On 2012-03-06, at 11:28 PM, Dan Scott wrote:
>>>> Indeed they do, however rewriting them in C to be super-fast would
>>>> improve this situation. It's primarily a matter of available time and
>>>> effort. It's also, however, pretty specialized work as you're dealing
>>>> with Postgres at a very intimate level.
>
> Hmm. For sure, C beats Perl for performance and would undoubtedly offer an
> improvement,
For me, I am not terribly excited about the prospect of another bit of C floating around, particularly if it's in the Postgres bits. I personally am not familiar with C except I can compile it and run it and maybe vaguely get an idea of what it does, but I can't really debug it very well or do anything terribly useful with it. My concern is adding more "specialized work" to the system makes things harder to maintain and less accessible to newcomers with the typical Linux+Perl+SQL or JS knowledge. We could write open-ils.circ in C as well, but it's just not a good idea, so I think in general we should dismiss "rewrite it in C" as a solution to anything.

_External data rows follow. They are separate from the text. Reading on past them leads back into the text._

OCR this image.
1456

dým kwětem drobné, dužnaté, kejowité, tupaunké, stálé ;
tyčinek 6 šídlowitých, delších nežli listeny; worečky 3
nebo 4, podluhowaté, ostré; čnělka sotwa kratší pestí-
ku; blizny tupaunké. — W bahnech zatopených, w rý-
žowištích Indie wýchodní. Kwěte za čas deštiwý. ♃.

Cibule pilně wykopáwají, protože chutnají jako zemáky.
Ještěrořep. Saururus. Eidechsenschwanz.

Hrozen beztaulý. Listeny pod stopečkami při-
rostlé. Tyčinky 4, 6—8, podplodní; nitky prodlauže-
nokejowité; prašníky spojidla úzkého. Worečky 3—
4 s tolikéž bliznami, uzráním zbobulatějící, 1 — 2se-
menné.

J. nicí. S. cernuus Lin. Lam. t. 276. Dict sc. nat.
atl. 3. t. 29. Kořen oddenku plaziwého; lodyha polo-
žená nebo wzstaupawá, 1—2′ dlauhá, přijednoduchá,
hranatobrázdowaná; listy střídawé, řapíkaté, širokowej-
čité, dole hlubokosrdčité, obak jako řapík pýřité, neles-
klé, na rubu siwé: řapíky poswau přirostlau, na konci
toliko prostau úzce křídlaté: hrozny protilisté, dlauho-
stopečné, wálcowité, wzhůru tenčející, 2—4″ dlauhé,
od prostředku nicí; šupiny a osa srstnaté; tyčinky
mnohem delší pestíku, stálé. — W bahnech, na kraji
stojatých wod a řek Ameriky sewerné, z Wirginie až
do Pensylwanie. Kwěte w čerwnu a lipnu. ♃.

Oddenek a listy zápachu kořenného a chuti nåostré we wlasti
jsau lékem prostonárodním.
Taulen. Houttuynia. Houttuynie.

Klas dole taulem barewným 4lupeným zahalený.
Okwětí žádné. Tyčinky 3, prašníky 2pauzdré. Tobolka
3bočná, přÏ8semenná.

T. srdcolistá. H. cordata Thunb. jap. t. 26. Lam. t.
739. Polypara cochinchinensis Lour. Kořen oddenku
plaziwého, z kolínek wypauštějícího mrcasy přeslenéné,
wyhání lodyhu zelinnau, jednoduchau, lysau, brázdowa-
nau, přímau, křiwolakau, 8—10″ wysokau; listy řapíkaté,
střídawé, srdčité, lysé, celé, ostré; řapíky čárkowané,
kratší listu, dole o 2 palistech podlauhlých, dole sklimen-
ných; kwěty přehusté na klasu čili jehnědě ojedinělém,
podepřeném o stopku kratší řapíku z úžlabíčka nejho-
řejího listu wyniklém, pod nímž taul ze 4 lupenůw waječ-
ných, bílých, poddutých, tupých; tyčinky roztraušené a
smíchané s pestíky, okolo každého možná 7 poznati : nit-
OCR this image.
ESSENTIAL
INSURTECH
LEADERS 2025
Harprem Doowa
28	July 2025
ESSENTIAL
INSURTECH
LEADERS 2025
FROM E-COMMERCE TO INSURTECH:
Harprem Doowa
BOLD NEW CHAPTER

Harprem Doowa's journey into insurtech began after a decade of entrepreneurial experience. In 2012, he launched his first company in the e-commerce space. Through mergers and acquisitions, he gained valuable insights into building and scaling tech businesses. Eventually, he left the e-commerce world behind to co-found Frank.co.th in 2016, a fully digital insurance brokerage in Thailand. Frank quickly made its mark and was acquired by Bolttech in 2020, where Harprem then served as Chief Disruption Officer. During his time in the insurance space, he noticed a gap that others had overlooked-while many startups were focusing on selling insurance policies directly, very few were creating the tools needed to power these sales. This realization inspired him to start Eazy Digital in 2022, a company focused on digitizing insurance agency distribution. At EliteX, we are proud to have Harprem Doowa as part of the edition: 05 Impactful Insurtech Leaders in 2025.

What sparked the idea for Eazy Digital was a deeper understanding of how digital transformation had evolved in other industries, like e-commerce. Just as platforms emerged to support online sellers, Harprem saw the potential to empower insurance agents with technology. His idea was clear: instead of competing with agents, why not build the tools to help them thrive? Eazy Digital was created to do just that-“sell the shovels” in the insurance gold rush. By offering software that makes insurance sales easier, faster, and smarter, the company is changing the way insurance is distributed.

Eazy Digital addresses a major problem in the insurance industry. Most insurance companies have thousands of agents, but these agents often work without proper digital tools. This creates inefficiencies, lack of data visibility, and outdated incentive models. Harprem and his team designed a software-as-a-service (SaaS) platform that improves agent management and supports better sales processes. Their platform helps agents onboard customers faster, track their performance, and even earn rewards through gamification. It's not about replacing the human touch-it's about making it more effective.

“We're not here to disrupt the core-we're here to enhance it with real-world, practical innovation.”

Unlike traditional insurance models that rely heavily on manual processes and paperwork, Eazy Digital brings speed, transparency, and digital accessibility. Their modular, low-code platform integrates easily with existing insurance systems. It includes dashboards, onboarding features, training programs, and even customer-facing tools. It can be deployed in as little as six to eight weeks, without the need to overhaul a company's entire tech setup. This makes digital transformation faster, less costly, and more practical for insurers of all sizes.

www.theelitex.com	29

>>> Doing some digging into the SQL logs and QueryParser.pm, we observed that the naco_normalize function appears to be what's slowing the use of relevance_adjustment down. While the naco_normalize function itself is quite fast on its own, it slows down exponentially when run on many records:
>>>
>>> explain analyze select naco_normalize(value) from metabib.keyword_field_entry limit 10000;
>
> To quibble, the increase in the number of records to the time to process
> doesn't appear to be an exponential slowdown; it's linear (at least on
> our system); 10 times the records = (roughly) 10 times as long to
> retrieve, which is what I would expect:
Yes sorry my mistake, I had done the same measurement so I don't know why I used the word, sort of like using the word "literally" when you don't mean "literally" I guess :)
>>> When using the relevance adjustments, it is run on each metabib.x_entry.value that is retrieved in the initial resultset, which in many cases would be thousands of records. You can adjust the LIMIT in the above query to see how it slows down as the result set gets larger. It is also run for each relevance_adjustment, however I'm assuming that the query parser is treating it properly as IMMUTABLE and only running it once for each adjustment.
>>>
>
> Have you tried giving the function a different cost estimate, per
> https://bugs.launchpad.net/evergreen/+bug/874603/comments/3 for a
> different but related problem? It's quite possible that something like:
> ....
> That said, some quick testing suggests that it doesn't make a difference
> to the plan, at least for the inner query that's being sent to
> search.query_parser_fts().
Yeah, I tried it but it seemed like it did nothing. I suspect that it is actually being treated as IMMUTABLE
>
>> * Alternatively, I mentioned off-hand the option of direct indexing.
>> The idea is to use an expression index defined by each row in in
>> config.metabib_field and have a background process keep the indexes in
>> sync with configuration as things in that table (and the related
>> normalizer configuration, etc) changes. I fear that's the path to
>> madness, but it would be the most space efficient way to handle
>> things.
>
> I don't think that's the path to madness; it appeals to me, at least.
> (Okay, it's probably insane then.)
I am going to be totally frank and say that think it honestly might be the path to madness. Why do we need more moving parts like a background process? I'm a little confused, how would a background process keep the indexes in sync when the configuration changes? Can you flesh this out a bit more? I don't feel I fully understand how this would work.
To go back to my original idea of normalizing the indexes -- snip back to Mike's first response -- I'm just wondering:
> We need the pre-normalized form for some things
>* We could find those things, other than search, for which we use
> m.X_entry.value and move them elsewhere. The tradeoff would be that
> any change in config.metabib_field or normalizer configuration would
> have to cause a rewrite of that column.
Realistically, how often would one change normalizers or metabib_fields? I don't think it's done lightly so it seems like a simple solution with a reasonable tradeoff -- you'd rarely want to change your normalizers so you're only running naco_normalizer on the table once in a blue moon vs running it on much of the table every time a search happens. In Solr and I'm sure other search engines you have to reindex if you change these kinds of things.
The question is where is ]the m.X_entry.value used? It doesn't seem like anywhere when I skim the code but everything's so dynamically generated that it's hard to tell. Any thoughts where it might be used? I just have a hard time thinking of a use case for that field.